In 1893 the first fat graft was performed by a physician called Dr Neuber, where fat was removed from the arm and placed into the face to treat scarring. It was in 1912, when photographic record of fat transplantation though the use of a hypodermic needle was presented, which was identified as a live tissue transplant. Through the introduction of the cannula by Miller in 1926, fat grafting became successful in treating facial lipoatrophy.
Silicone was then discovered and utilised as a means of breast and facial augmentation; however facial silicone injections are banned in most countries around the world due to the irreversible complications. Complications associated with this treatment were often more severe than those seen with that of the use of paraffin.
Bovine Collagen was approved for cosmetic injection by the FDA in 1981. This was used for the correction of deep nasolabial folds, depressed acne scarring, lipoatrophy and soft tissue augmentation. Discoverable complications included anaphylaxis, palisading granulomas, and foreign body granulomas.
In 1934, Karl Meyer and John Palmer together discovered and formulated a facial filler substance called glycosaminoglycan disaccharide otherwise known as hyaluronic acid. Hyaluronic acid is a naturally occurring substance found in the body, of which 50 percent is found in the skin.

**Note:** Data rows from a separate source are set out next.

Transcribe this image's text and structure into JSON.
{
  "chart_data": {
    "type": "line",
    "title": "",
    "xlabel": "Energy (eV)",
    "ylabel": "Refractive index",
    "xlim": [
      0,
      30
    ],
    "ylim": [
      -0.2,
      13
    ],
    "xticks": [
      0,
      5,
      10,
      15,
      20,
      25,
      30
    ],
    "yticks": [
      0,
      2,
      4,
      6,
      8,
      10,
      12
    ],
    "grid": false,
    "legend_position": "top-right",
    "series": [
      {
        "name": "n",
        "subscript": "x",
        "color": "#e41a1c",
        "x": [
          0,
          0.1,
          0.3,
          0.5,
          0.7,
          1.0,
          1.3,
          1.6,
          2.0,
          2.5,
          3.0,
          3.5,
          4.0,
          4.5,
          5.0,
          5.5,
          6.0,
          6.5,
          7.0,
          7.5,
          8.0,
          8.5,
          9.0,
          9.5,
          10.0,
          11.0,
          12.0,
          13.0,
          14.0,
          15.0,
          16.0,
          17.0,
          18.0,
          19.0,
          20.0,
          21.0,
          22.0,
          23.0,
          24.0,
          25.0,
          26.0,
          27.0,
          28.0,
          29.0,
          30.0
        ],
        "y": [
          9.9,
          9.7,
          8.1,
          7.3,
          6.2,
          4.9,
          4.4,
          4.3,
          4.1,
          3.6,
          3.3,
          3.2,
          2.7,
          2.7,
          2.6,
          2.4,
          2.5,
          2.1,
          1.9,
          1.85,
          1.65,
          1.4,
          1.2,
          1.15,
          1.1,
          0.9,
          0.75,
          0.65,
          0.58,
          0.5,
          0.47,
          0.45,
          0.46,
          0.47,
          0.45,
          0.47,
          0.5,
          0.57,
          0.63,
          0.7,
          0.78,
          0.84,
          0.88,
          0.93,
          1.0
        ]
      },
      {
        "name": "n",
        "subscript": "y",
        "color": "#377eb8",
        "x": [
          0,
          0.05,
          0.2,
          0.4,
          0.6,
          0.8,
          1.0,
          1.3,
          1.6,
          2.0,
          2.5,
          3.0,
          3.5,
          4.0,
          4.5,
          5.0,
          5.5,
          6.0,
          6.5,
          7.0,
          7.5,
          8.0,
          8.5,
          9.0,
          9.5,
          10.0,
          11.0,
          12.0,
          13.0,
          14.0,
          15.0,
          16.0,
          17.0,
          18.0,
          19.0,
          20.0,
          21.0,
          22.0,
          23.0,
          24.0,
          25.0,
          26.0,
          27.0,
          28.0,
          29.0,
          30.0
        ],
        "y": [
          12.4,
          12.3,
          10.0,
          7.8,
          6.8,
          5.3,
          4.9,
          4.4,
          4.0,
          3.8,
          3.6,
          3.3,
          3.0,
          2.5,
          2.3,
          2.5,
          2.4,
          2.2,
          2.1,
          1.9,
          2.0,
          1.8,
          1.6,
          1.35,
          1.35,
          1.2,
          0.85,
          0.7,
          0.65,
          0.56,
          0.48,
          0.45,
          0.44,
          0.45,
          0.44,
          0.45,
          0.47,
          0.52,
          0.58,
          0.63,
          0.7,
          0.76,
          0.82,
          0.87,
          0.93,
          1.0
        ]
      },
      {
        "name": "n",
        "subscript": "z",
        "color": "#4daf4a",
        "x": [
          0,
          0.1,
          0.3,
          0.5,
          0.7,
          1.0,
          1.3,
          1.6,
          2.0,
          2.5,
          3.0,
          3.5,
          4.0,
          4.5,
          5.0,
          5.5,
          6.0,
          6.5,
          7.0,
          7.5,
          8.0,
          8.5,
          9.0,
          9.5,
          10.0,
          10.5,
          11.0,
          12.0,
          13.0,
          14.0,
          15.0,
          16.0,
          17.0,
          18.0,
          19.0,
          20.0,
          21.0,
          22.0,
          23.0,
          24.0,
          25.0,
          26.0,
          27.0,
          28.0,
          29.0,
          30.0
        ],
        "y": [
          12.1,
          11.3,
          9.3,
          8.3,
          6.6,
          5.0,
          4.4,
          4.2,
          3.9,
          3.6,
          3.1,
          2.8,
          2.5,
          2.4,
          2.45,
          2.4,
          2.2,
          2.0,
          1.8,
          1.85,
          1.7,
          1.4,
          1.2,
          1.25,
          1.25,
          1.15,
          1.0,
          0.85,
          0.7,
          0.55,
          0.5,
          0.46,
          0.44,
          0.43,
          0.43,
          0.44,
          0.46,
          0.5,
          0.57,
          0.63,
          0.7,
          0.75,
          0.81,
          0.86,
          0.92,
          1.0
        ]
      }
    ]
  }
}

Following natural production, hyaluronic acid is released into extracellular space providing a plumping, volumizing effect. The cross linking of hyaluronic acid improves the impact of volumisation hence its prolific use in cosmetic procedures for facial rejuvenation. Benefits of hyaluronic acid for use in facial rejuvenation includes safety, effectiveness, affordability, reversibility, or the non-permanent nature of the product.